Il n’y avait ni téléphone portable, ni
kit-mains, ni Bluetooth, ni le copier-coller pour leurrer. A la moindre fraude,
te voilà expulsé de la salle en sortant tête baissée avec un zéro à la clé et
une traduction en conseil de discipline sans aucun moyen de recours de
reconsidérer les mesures prises à votre encontre où vous pouvez risquer l’exclusion
de l’année ou encore plus pire sans aucun recours ni circonstances atténuantes
ni encore moins une minime intervention. Ni grèves des étudiants, ni influence
du directeur et de ses adjoints, ni pression de là-haut ni message des
autorités, ne venaient déstabiliser les décisions indélébiles prises en toute
âme et conscience selon la réglementation en vigueur et en toute liberté.

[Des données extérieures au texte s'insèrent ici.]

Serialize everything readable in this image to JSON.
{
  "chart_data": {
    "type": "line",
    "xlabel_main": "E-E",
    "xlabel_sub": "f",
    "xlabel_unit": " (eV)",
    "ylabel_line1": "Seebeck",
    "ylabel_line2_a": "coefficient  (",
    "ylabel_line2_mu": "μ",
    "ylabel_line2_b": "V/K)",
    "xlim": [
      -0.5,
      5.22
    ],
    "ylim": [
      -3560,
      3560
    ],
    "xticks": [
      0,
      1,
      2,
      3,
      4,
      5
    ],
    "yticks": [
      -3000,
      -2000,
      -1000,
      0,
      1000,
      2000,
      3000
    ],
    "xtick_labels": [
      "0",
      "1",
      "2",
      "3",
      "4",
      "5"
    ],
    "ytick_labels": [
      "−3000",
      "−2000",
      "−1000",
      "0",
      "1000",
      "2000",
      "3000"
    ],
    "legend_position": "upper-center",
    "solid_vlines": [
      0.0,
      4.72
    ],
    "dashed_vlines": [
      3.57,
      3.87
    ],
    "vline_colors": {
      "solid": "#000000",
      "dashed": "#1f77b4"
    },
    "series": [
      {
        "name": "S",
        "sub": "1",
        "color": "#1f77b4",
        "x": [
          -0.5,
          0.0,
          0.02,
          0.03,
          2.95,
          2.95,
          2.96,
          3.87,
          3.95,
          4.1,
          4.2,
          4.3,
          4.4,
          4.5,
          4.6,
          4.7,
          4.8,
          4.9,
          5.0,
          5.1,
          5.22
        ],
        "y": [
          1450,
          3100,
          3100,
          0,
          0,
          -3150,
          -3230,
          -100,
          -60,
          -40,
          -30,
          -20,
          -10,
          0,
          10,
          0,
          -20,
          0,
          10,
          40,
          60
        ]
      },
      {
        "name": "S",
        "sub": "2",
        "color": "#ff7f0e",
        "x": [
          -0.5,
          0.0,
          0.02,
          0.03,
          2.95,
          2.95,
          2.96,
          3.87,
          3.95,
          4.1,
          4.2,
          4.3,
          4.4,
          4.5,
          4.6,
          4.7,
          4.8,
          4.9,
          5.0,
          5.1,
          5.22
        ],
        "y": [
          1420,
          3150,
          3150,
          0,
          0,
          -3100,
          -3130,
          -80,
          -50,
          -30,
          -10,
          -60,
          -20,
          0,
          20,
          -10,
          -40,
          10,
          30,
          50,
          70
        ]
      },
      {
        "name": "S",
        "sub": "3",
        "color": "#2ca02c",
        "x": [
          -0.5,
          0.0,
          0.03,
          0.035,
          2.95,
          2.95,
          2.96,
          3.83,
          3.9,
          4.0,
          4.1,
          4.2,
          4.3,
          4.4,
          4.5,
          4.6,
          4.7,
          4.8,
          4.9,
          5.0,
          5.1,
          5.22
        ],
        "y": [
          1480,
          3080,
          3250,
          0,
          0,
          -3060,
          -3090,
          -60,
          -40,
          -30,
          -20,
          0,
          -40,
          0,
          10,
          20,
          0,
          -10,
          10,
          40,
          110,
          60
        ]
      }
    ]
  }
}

Actuellement, vous risquez l’arrêt et la
barricade des entrées avec des portes cadenassées de toute l’université sans
que les autorités n’interviennent pour mettre de l’ordre et de la discipline en
faisant respecter la loi. Touche pas au désordre ! Il ne faut pas être la
cause de l’effet de la boule de neige qui peut prendre forme à n’importe quel
instant surtout si nous sommes à portée de mains des élections. Il faut
attendre que les instructions atterrissent d’en haut ! Quand on ouvre des
petites brèches, elles s’ouvrent continuellement en devenant des boulevards où
tout le monde s’y engouffre à satiété. Le calice jusqu’à la lie a été bu ces
derniers temps où on permet aux fraudeurs à la dernière session du baccalauréat
cuvée 2013 d’avoir gain de cause après avoir revendiqué sans aucune pudeur que
leurs sanctions soient revues à la baisse, en les épongeant telles les dettes
financières publiques et privées ! Dîtes-moi S’il Vous Plait, mes chers
lecteurs, qu’est-ce qu’on encourage à travers ces nouvelles dérives ?
Les valeurs ne se sont-elles pas malheureusement
inversées ? Après trente années d’une carrière où vous assistez chaque
jour sans résistance à une tendance vers le bas. Vos étudiants de l’année 1983
ne ressemblent en aucune manière, ni de près ni de loin, à ceux de 30 années
plus tard. Pourtant, vous n’avez pas changé d’un iota si ce n’est l’expérience en
plus doublée de la dégringolade en sus. Malgré cela, vous vous sentez être le
centre de l’embarras si vous ne changerez point dans vos jugements. Vous vous
sentez être le dernier maillon de la chaîne qui résiste tant bien que mal à ce
déluge qui est en train de tout détruire sur son passage. Tous les responsables
vous regardent de travers identiquement au dernier gardien du temple. Tôt ou
tard, vous subissez le même sort que vos prédécesseurs. Le bulldozer va
indéniablement écraser tout sur son passage.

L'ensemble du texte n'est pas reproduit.